To add the estimator to the Pipeline class, use this code:

pipeline = Pipeline([
                     ('transform_column', col_transformer),
                     ('logistics', LogisticRegression())
                    ])

From the image above, the Pipeline class has all the transformers (col_transformer) and the final estimator (LogisticRegression).

Let us fit the model into the dataset.

Fitting the pipeline

To fit the pipeline, use this code:

pipeline.fit(X_train, y_train)

The pipeline will identify patterns in the training set.

Getting accuracy score on the training set

To get the accuracy score, use the following code:

pipeline.score(X_train, y_train)

The output is shown below:

0.7953346855983773

It is a good accuracy score and shows the model has a 79.533% chance of making correct predictions.

Let us evaluate the model using the testing set.

Getting accuracy score on the testing set

We get the accuracy score using the following code:

pipeline.score(X_test, y_test)

The output is shown below:

0.8078561287269286

When we compare the two accuracy scores, the accuracy score on the testing set is better.

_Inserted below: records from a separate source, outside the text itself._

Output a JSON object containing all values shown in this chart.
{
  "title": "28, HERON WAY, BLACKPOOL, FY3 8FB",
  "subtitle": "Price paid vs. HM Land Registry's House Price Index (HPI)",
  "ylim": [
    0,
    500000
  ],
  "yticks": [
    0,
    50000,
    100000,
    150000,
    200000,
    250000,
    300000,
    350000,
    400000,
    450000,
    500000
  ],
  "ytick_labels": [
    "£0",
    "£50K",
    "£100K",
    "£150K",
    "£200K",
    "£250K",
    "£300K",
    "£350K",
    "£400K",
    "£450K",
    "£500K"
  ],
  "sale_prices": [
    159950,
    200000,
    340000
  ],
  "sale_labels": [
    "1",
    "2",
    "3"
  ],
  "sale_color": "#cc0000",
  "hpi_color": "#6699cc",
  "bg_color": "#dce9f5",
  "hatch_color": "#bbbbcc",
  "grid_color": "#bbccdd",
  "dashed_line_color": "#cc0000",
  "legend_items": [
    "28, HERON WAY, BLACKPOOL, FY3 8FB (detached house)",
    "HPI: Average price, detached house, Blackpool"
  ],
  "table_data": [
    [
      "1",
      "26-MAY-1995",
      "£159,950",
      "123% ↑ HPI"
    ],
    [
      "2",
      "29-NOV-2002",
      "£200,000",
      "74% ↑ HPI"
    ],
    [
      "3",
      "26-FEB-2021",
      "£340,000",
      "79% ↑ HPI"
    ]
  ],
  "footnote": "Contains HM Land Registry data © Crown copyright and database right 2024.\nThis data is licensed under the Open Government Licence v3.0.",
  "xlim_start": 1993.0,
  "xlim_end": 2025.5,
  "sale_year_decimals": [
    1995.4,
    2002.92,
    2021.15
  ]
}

It shows that the model still performs well using the testing set, which is new to the model.

Conclusion

In this tutorial, we learned how to build a machine learning model using Pandas Profiling and Scikit-learn Pipeline. The tutorial explained how the Scikit-learn Pipeline works and the key pipeline steps. Pandas Profiling generated a profile report that shows the dataset overview.

After this process, we implemented our transformers using Scikit-learn transformer methods and classes. Then, we stacked these transformers together, and the other added a final estimator. Finally, we trained the customer churn model using the Telecommunication dataset.